On 1 February 2013 the Dutch government nationalised the SNS Reaal bank and expropriated its shareholders and subordinated bondholders. At the same time, most of the company’s top managers resigned, including its CEO and CFO. Finance Minister Jeroen Dijsselbloem initially claimed at a press conference that the managers would not be held legally accountable for their mismanagement. However, a few days later a majority of the Dutch parliament urged him to explore the possibilities for liability anyway.
Who is liable when a banking business goes wrong? This perennial question already troubled the minds of the Romans. Thanks to the many records recovered from archeological sites such as Pompeii (the most famous being the archive of a prominent family of bankers, the Sulpicii) we have a good insight into how the Roman banking system functioned in daily life. A striking feature is the fact that Roman aristocrats did not manage their banks themselves, since professional banking was considered an inferior way of making a living (Cic. De offic. 1,150). They appointed slaves or freedmen in their stead. It should come as no surprise that this system also led to questions of liability, in particular if the business failed and the managing directors were nowhere to be found.
The Roman jurist Julius Paulus reports such a case (D. 14,5,8) in his Decreta, a collection of judgments of the Roman emperor and his consilium as the highest judicial instance in the Empire. A man called Titianus Primus had appointed a slave to lend money at interest and accept pledges as security in return. His slave, being an ambitious sort, expanded the business on his own initiative and without consent of his master. He involved himself in the grain-trading business by renting granaries and guaranteeing the payment of debts owed to grain merchants by purchasers (so-called recepta argentarii). However, when he decided he had made enough of a profit, he skipped town. The grain merchants were left empty-handed and tried to get their money elsewhere: they sued his principal, Titianus Primus.

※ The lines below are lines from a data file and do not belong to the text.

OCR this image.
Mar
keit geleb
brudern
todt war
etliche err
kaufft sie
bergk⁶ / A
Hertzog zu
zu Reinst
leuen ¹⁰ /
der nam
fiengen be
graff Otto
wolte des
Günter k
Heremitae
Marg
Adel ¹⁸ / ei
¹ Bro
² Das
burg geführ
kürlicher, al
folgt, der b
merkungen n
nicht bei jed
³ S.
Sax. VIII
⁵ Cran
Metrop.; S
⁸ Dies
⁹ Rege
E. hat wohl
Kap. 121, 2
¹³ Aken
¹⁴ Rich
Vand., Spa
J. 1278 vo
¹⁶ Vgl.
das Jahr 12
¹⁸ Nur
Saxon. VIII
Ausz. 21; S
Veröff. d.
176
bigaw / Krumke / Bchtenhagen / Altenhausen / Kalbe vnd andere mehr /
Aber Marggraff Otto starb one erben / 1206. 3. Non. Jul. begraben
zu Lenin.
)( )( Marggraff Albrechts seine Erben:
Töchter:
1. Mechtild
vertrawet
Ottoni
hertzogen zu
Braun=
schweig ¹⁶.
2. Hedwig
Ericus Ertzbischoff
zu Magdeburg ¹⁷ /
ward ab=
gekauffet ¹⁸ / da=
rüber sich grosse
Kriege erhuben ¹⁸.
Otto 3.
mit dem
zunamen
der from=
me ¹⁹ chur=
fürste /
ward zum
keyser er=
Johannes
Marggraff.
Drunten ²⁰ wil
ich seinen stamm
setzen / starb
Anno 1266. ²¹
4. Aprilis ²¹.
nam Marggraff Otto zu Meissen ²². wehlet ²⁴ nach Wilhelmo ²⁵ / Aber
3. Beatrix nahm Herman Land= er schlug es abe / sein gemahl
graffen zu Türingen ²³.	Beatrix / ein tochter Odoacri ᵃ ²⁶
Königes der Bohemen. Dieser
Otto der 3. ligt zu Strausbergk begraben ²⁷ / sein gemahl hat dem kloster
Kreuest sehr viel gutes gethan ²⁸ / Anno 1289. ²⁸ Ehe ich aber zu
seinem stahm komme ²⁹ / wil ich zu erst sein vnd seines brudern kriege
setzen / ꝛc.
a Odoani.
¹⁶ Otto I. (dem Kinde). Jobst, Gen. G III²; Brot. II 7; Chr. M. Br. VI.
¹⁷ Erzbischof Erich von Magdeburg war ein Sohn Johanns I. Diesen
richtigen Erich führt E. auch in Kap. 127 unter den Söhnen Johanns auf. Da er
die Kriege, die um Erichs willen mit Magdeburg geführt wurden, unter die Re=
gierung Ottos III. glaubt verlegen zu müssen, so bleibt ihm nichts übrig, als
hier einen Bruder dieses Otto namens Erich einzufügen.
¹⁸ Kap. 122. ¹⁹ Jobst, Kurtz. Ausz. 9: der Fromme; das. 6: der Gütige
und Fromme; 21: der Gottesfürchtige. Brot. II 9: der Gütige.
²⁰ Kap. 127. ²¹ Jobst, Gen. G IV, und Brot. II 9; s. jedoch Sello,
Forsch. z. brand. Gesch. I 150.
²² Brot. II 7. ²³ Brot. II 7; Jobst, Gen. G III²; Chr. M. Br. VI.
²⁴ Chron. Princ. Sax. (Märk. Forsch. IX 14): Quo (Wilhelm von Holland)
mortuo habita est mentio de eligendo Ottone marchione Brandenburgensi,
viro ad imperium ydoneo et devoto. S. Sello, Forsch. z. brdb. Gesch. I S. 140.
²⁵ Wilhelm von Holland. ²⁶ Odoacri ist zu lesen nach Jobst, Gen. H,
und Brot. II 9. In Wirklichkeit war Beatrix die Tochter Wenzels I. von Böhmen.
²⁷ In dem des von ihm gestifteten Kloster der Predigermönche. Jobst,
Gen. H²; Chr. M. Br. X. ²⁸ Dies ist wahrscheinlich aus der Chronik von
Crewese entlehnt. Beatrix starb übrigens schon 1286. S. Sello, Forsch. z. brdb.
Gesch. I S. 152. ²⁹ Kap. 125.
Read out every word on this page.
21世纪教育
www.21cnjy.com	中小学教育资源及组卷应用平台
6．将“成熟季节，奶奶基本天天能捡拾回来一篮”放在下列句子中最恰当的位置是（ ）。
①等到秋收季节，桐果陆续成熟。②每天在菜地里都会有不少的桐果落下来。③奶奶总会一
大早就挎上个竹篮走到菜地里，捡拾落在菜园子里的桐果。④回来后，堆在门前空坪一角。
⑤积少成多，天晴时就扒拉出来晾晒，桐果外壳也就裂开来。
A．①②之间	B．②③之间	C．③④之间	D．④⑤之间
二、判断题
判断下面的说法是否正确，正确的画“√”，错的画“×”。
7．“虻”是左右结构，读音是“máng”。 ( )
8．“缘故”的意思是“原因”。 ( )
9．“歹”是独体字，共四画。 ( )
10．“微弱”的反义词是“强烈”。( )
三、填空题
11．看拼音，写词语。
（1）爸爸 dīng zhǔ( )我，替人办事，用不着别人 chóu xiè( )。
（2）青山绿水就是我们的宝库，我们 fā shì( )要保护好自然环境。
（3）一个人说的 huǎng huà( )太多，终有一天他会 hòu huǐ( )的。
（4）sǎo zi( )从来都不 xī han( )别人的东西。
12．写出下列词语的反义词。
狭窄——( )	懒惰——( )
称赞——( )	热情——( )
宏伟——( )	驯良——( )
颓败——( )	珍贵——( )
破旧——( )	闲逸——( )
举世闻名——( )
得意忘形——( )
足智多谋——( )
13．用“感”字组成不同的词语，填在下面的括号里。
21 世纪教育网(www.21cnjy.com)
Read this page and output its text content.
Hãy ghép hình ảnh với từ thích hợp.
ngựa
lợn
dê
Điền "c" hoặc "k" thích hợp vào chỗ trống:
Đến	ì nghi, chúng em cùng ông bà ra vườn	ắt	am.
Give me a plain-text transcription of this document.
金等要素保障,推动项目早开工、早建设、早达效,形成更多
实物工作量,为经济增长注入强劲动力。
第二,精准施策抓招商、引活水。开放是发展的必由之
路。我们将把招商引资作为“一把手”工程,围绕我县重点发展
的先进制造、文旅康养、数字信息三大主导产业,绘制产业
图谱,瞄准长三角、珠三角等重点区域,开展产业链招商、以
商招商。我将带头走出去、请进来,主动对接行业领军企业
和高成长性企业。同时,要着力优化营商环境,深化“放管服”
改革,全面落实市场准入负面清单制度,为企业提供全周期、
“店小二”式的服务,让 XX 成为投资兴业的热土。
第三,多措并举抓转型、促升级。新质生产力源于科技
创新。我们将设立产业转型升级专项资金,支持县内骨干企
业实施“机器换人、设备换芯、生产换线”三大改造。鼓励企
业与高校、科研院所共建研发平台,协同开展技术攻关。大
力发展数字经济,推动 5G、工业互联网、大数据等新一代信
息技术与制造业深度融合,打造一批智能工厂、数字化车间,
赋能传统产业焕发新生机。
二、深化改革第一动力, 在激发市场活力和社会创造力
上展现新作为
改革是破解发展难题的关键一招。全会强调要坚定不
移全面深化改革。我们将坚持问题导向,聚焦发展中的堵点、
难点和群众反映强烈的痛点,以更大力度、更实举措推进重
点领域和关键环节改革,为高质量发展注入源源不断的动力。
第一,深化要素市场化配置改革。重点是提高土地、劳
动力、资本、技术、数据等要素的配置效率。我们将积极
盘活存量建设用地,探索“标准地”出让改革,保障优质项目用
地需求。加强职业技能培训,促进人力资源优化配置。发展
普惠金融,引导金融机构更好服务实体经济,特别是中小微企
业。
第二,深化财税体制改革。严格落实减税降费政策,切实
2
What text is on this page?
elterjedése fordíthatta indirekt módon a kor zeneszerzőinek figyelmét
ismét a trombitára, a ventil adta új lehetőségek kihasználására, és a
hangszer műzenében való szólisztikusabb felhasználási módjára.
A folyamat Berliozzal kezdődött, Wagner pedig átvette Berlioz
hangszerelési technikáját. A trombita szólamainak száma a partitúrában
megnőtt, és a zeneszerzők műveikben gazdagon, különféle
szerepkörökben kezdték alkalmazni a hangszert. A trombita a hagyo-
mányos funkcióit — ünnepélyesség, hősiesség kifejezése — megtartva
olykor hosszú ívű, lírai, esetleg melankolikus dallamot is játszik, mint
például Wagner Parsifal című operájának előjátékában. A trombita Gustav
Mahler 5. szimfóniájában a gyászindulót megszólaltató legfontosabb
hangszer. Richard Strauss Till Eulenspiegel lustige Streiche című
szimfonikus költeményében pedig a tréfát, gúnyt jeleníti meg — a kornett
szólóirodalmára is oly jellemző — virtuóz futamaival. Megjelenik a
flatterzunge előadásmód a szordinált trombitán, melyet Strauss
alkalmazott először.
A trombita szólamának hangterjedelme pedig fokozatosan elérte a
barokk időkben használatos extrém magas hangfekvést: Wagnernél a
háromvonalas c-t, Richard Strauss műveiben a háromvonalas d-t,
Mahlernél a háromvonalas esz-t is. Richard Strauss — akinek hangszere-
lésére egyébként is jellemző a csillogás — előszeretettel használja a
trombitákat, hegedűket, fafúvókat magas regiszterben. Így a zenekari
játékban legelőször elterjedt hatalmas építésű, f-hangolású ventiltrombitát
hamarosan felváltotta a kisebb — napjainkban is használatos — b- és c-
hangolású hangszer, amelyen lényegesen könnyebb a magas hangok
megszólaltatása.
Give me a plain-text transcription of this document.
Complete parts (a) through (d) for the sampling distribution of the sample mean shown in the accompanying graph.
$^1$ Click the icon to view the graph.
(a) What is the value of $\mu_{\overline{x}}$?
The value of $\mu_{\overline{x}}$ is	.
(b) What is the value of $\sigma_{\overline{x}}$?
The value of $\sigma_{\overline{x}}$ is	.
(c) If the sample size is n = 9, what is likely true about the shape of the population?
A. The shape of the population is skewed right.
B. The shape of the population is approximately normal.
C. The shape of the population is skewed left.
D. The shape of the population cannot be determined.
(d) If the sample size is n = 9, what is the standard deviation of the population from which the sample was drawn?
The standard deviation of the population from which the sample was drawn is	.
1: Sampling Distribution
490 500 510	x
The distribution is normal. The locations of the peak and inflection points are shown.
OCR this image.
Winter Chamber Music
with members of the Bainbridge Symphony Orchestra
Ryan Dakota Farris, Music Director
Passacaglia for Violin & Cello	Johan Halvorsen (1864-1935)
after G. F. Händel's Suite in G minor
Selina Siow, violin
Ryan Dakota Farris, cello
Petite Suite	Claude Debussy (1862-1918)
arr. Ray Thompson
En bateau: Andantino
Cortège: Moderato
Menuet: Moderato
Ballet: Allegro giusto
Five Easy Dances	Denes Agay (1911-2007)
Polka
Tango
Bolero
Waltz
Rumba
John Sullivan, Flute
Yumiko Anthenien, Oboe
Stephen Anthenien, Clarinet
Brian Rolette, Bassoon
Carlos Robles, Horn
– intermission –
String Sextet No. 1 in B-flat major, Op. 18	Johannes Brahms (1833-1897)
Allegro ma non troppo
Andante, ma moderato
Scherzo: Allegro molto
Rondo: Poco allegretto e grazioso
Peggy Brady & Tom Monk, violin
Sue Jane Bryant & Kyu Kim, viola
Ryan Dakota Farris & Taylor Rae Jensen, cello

Under Roman law, it was possible in some cases to hold a master liable for his slave’s conduct by means of an additional action which was modeled after the contractual action of the third party (actio adiecticiae qualitatis). One of these cases was if a slave had conducted a business on behalf of his master (actio institoria). However, this kind of liability was restricted to transactions concluded within the terms of the slave’s appointment (praepositio). Tititianus Primus claimed that the slave’s dealings with the grain merchants fell outside the scope of his appointment and that consequently he could not be held liable.
Paulus tells us that he sided with Tititianus Primus and pleaded with the emperor (probably Septimius Severus) and the consilium that the master should not incur liability in this case. Yet the emperor decided in favor of the grain merchants. He argued that Titianus Primus was to blame for the reliance which the merchants had placed on the runaway slave, since Titianus had given the impression that he had appointed the slave to act on his behalf in all things.
As the case of Titianus Primus shows, the argument that an appointed bank director has acted ultra vires is not a perfect defense against liability. A failure to adequately oversee operations may contribute to liability for appointed personnel (‘holding out’), since the public may reasonably expect bankers (and slaves) to be supervised adequately. This goes for Roman bankers and their clients as much as for their modern counterparts.